Each chord separately as arpeggio then both simultaneously

The Elektra chord is a "complexly dissonant signature-chord" and motivic elaboration used by composer Richard Strauss to represent the title character of his opera Elektra that is a "bitonal synthesis of E major and C-sharp major" and may be regarded as a polychord related to conventional chords with added thirds, in this case an eleventh chord.

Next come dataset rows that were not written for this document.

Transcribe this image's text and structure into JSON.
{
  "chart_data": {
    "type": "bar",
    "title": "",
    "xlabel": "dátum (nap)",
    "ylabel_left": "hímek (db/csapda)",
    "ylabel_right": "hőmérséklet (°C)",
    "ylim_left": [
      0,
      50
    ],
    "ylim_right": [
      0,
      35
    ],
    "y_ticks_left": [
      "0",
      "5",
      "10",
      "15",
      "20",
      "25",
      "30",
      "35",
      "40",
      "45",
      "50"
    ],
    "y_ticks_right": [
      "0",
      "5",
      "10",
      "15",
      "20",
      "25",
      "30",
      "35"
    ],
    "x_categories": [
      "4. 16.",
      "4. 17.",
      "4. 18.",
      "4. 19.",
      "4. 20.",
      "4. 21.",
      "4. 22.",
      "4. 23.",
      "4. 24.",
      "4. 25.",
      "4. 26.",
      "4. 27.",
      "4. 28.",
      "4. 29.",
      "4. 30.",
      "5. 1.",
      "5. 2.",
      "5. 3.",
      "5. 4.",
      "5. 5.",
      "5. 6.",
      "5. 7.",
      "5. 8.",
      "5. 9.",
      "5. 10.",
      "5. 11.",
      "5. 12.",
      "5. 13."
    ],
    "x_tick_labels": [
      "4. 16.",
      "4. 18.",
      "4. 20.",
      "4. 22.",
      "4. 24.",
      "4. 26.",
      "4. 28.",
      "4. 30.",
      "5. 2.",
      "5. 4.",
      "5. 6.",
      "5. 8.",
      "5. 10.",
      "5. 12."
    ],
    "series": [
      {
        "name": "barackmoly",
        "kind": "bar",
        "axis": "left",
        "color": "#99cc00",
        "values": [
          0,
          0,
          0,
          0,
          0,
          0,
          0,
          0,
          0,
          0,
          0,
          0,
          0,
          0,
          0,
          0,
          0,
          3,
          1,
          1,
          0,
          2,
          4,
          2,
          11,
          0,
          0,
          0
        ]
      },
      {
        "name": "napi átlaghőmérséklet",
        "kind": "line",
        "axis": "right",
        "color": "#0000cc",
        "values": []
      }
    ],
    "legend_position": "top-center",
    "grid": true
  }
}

It is enharmonically equivalent to a 7♯9 chord, D–F–A–C–E, and a 69 chord, E–G♯–B-C♯-F.

In the opera, the chord—Elektra's "harmonic signature"—is treated various ways betraying "both tonal and bitonal leanings... a dominant 42 over a nonharmonic bass." It is associated as well with its seven-note complement which may be arranged as a dominant thirteenth while other characters are represented by other motives or chords, such as Klytämnestra's contrasting harmony. The Elektra chord's complement appears at important points and the two chords form a 10-note pitch collection, lacking D and A, which forms one of Elektra's "distinctive 'voices'."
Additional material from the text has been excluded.